Nature (that is, the material universe, as I have said before) is God's expression of mathematical and all correlative laws, the apprehension of which builds up the intellect of the individual who, through his sense perceptions, on which he reflects and generalizes, gains knowledge of his surroundings, beginning with that part of nature which is within his own skin.
It was the grand intuition of Oken which has been splendidly illustrated by Dr. J. Garth Wilkinson in his Human Body in its Connections with Man, that the human body is the metropolis of material nature, in which may be found in vital order all the elements of the material universe which are, outside of the human body, in a more or less chaotic state. This development of the individual intellect needs more or less aid from the human environment, simultaneously with that nurture of the heart which means man's conscious relation to man. But though morality, which is the performance of man's duty to man, is not religion, which is man's consciousness of relation to God, it leads to it inversely, because it shows the heart its need of a Father of us all, in order to be happy. All three processes, the intellectual, the moral, and the religious, must go on together, to make a perfect education, for in proportion as integral education is wanting in those about the child, his intellect will be starved, confused, or darkened with error; and immorality and irreligion will more or less transpire in the individual.
Frœbel perfectly realized the deficiency of this integral education to be the cause of all the evil that is the present experience of mankind, in spite of Church and State and the optimism which in form of hope "springs eternal in the human breast" (for the pessimist is the exception, not the rule among men, the great mass of whom are pursuing some ideal aim, even though it be a low one, their moral sentiment having been perverted and their religion having become a superstitious idolatry either of material forms or of logical formulas).

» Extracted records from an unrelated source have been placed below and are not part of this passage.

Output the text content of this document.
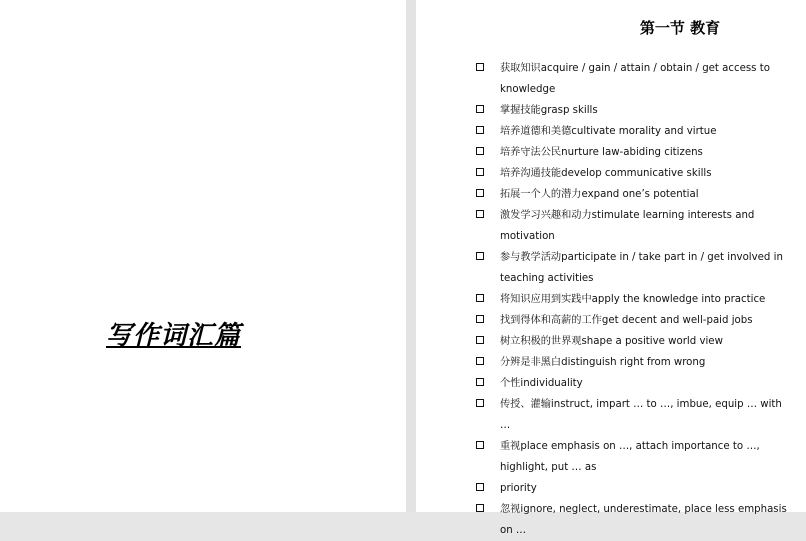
写作词汇篇
第一节 教育
获取知识acquire / gain / attain / obtain / get access to knowledge
掌握技能grasp skills
培养道德和美德cultivate morality and virtue
培养守法公民nurture law-abiding citizens
培养沟通技能develop communicative skills
拓展一个人的潜力expand one’s potential
激发学习兴趣和动力stimulate learning interests and motivation
参与教学活动participate in / take part in / get involved in teaching activities
将知识应用到实践中apply the knowledge into practice
找到得体和高薪的工作get decent and well-paid jobs
树立积极的世界观shape a positive world view
分辨是非黑白distinguish right from wrong
个性individuality
传授、灌输instruct, impart … to …, imbue, equip … with …
重视place emphasis on …, attach importance to …, highlight, put … as
priority
忽视ignore, neglect, underestimate, place less emphasis on …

The system of education which Frœbel discovered, or invented, in consequence of realizing this, is what we are endeavoring to learn and apply, that we may bring out of the moral chaos around us the lost equipoise of the threefold nature in our children, by ourselves plunging into infant life in imagination and realizing its innocent heart and unfallen spiritual state, watching it in its own attempts to understand and use its material surroundings and its human environment, to the end of guiding it by our own experience and matured knowledge, from the errors and misfortunes it inevitably falls into if left to its own ignorant experimenting unrevised.
The playthings and means of occupation Frœbel invented are to develop the intellect, and are a perfect miniature of nature, and to use them in playing with the child is an art and a science that the kindergartner must add to her moral affections and religion, which are also her indispensable qualifications.
I wish to say this very emphatically, all the more because this part of your education (the art and science that develop the intellect) is not my part of your training course, but the moral and religious nurture; and therefore I must leave the exhaustive analysis of the gifts in their relation to the unfolding intellect as well as of the "schools of work" (as the series of embroideries, foldings, drawings, weavings, pea-work, etc., are called, and which require your study the whole year) to your accomplished trainers to do justice to.